EARLY RESULTS FOLLOWING THE MONOCULAR IMPLANTATION OF A CONTINUOUS FULL RANGE OF FOCUS INTRAOCULAR LENS (INTENSITY SL) IN EMMETROPIC, YOUNG PRESBYOPIC PATIENTS
Published 2026 - 30th ESCRS Winter Meeting
Reference: PO035 | Type: Presented Poster & Poster | DOI: 10.82333/w9xr-t815
Authors: Kepa Balparda* 1 , Mariana Escobar-Giraldo 2 , Mariana López-Velásquez 3 , Tatiana Herrera-Chalarca 4
1Department of Cornea and Refractive Surgery,Private Practice,Medellín,Colombia, 2Department of Ophthalmology,Universidad Pontificia Bolivariana,Medellín,Colombia, 3School of Medicine,Universidad CES,Medellín,Colombia, 4Department of Legal Affairs,Black Mammoth Surgical,Medellín,Colombia
Purpose
To evaluate the visual and refractive outcomes of monocular implantation of the Intensity SL intraocular lens (IOL)—a diffractive pentafocal IOL—in the non-dominant eye of emmetropic, presbyopic patients seeking improvement in near vision.

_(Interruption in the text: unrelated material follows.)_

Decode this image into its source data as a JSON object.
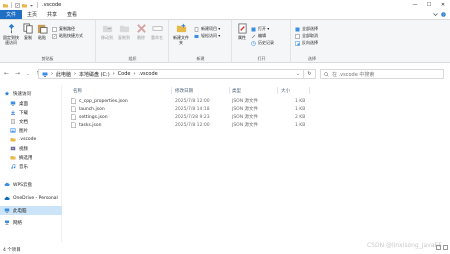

This study represents the first global report describing this specific surgical approach using this particular lens.
Setting
Private high-volume refractive surgery clinic en Medellín, Colombia
Methods
This retrospective, descriptive study included 13 patients aged over 40 years with presbyopia and emmetropic distance refraction (spherical equivalent between –0.50 D and +0.50 D in both eyes). All subjects underwent phacoemulsification with implantation of the Intensity SL intraocular lens (IOL) (Hanita Lenses; Hanita, Israel) in the non-dominant eye. Biometric measurements were obtained using the Pentacam AXL Wave, and IOL power was calculated using multiple advanced formulae. Postoperative outcomes were evaluated at six months and included uncorrected and best-corrected visual acuity at distance, intermediate, and near ranges, defocus curve analysis, and patient-reported spectacle independence.
Results
All surgeries were completed uneventfully. At six months postoperatively, all patients demonstrated a significant improvement in uncorrected near and intermediate visual acuity in the operated eye, with no statistically significant change in uncorrected distance visual acuity. The mean uncorrected near visual acuity in implanted eyes was 0.03 ± 0.06 LogMAR. Binocular defocus curves revealed a marked extension of the functional range of vision. No patient experienced a loss of two or more lines of best-corrected visual acuity. All patients (100%) reported complete spectacle independence for daily activities, with no instances of disabling dysphotopsia or depth perception disturbances. No intraocular lens exchanges or additional procedures were required.
Conclusion
Monocular implantation of the Intensity SL diffractive pentafocal intraocular lens (IOL) in emmetropic, presbyopic patients appears to be a safe and effective approach for restoring near and intermediate vision while maintaining distance vision. This strategy may reduce the risk of dysphotopsia commonly associated with bilateral implantation and achieved excellent levels of patient satisfaction and spectacle independence. The findings of this pilot study support further evaluation of this technique in larger, prospective clinical cohorts.